For Moroccan author Abdellah Taia, the song is "despairing, lucid, true, without any embellishment".

Khalid, a green-scarved fan emerging from a recent match, said it "describes the lives of thousands of young people from working-class areas".

Raja Casablanca is no exception.

Youths in both Tunisia and Algeria, faced with inequalities and curbs on freedom, voice their rejection of corruption, frustrations with life and desire to flee abroad through the songs of the ultras.

"Free and unbowed," composed by ultras of rival club Wydad, denounces Morocco's high youth unemployment and constant privatisation of public services.

Fans of Ittihad Tangiers sing out against "injustice" and demand "a boat to save us from this land".

Such chants "criticise everything and straddle sport and politics", said Moroccan journalist Abderrahim Bourkia, who has written a book on the ultra movement.

For sports researcher Moncef El Yazghi, "it's a new form of protest which doesn't seek authorisation and without any fanfare".

The fervour can spill out of the stadium, such as when Raja's supporters group tweeted "total support for all those detained" in Morocco for their views.

Algerian football stadiums have since the late 1970s provided an outlet, sometimes a violent one, for young people who feel robbed of a future.

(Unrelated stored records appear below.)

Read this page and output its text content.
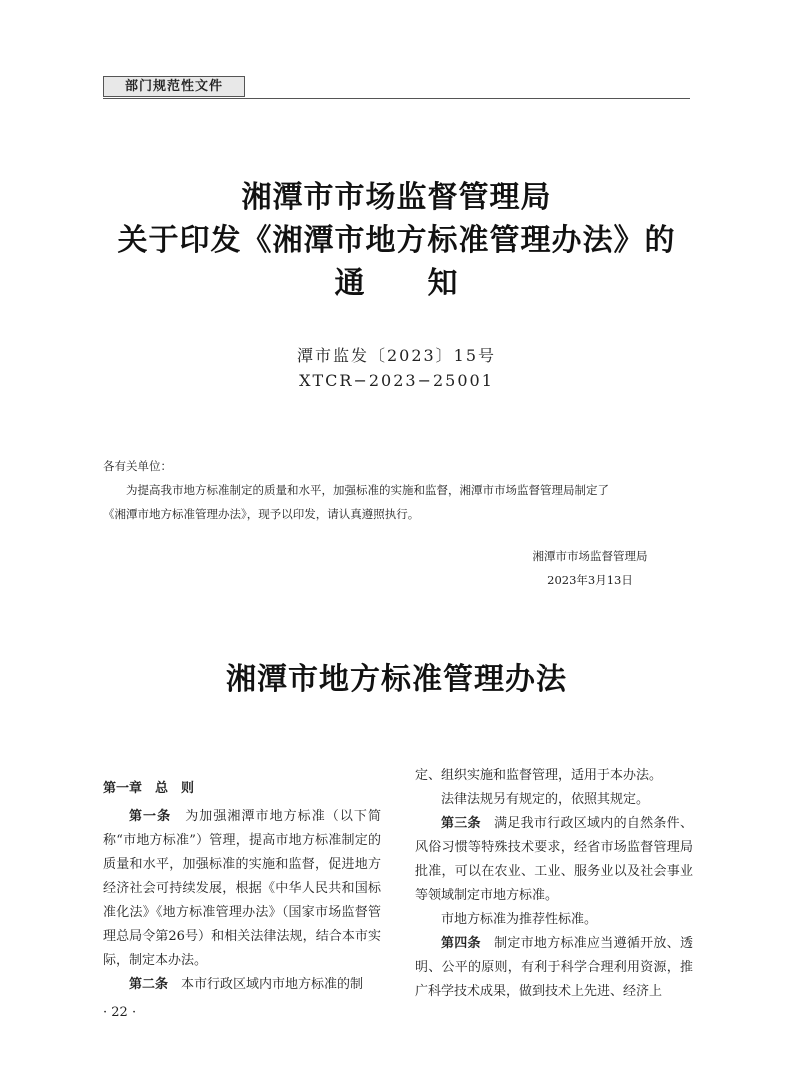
部门规范性文件
湘潭市市场监督管理局
关于印发《湘潭市地方标准管理办法》的
通　　知
潭市监发〔2023〕15号
XTCR−2023−25001
各有关单位：

为提高我市地方标准制定的质量和水平，加强标准的实施和监督，湘潭市市场监督管理局制定了

《湘潭市地方标准管理办法》，现予以印发，请认真遵照执行。

湘潭市市场监督管理局
2023年3月13日
湘潭市地方标准管理办法

第一章　总　则

第一条　 为加强湘潭市地方标准（以下简称“市地方标准”）管理，提高市地方标准制定的质量和水平，加强标准的实施和监督，促进地方经济社会可持续发展，根据《中华人民共和国标准化法》《地方标准管理办法》（国家市场监督管理总局令第26号）和相关法律法规，结合本市实际，制定本办法。

第二条　 本市行政区域内市地方标准的制

定、组织实施和监督管理，适用于本办法。

法律法规另有规定的，依照其规定。

第三条　 满足我市行政区域内的自然条件、风俗习惯等特殊技术要求，经省市场监督管理局批准，可以在农业、工业、服务业以及社会事业等领域制定市地方标准。

市地方标准为推荐性标准。

第四条　 制定市地方标准应当遵循开放、透明、公平的原则，有利于科学合理利用资源，推广科学技术成果，做到技术上先进、经济上

· 22 ·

They came out in support of the Hirak protest movement that finally led to the ouster of longtime president Abdelaziz Bouteflika in April 2019 following months of mass street demonstrations.

"In a protest movement that rejects the framework of traditional parties, the ultras emerge as the most structured, especially as they've suspended differences between clubs in the general interest of the Hirak," wrote historian and author Jean-Pierre Filiu.

'Ach our life'

In Tunisia, especially since its 2011 revolution, fans give voice to social and political woes in their chants, pinning blame on government corruption.

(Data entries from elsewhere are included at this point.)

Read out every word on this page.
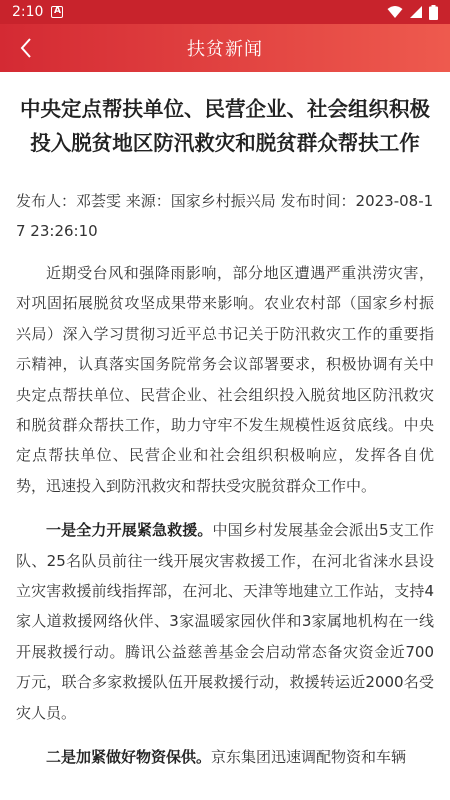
2:10 A
扶贫新闻
中央定点帮扶单位、民营企业、社会组织积极投入脱贫地区防汛救灾和脱贫群众帮扶工作
发布人：邓荟雯 来源：国家乡村振兴局 发布时间：2023-08-17 23:26:10

近期受台风和强降雨影响，部分地区遭遇严重洪涝灾害，对巩固拓展脱贫攻坚成果带来影响。农业农村部（国家乡村振兴局）深入学习贯彻习近平总书记关于防汛救灾工作的重要指示精神，认真落实国务院常务会议部署要求，积极协调有关中央定点帮扶单位、民营企业、社会组织投入脱贫地区防汛救灾和脱贫群众帮扶工作，助力守牢不发生规模性返贫底线。中央定点帮扶单位、民营企业和社会组织积极响应，发挥各自优势，迅速投入到防汛救灾和帮扶受灾脱贫群众工作中。

一是全力开展紧急救援。中国乡村发展基金会派出5支工作队、25名队员前往一线开展灾害救援工作，在河北省涞水县设立灾害救援前线指挥部，在河北、天津等地建立工作站，支持4家人道救援网络伙伴、3家温暖家园伙伴和3家属地机构在一线开展救援行动。腾讯公益慈善基金会启动常态备灾资金近700万元，联合多家救援队伍开展救援行动，救援转运近2000名受灾人员。

二是加紧做好物资保供。京东集团迅速调配物资和车辆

"Ach, our life," is a constant refrain of the African Winners ultras of Club Africain in the first division of the Tunisian football league.

Supporters in Egypt were also active during the Arab Spring revolts of nine years ago.

In 2019, small-scale anti-government demonstrations took place on match nights of Cairo club Al-Ahly. They were swiftly put down, with police making thousands of arrests.

In Morocco, after supporters failed to inform police of fan displays, Raja supporters said "massive arrests" were carried out last December.

In 2018, 14 supporters of Tetouan in the north were jailed for up to 10 months for waving Spanish flags in the stands to protest the Moroccan navy's killing of a female student trying to cross by sea to Spain.

"But still we're less exposed inside the stadium. We can express ourselves without facing problems," said Raja supporter Tarik.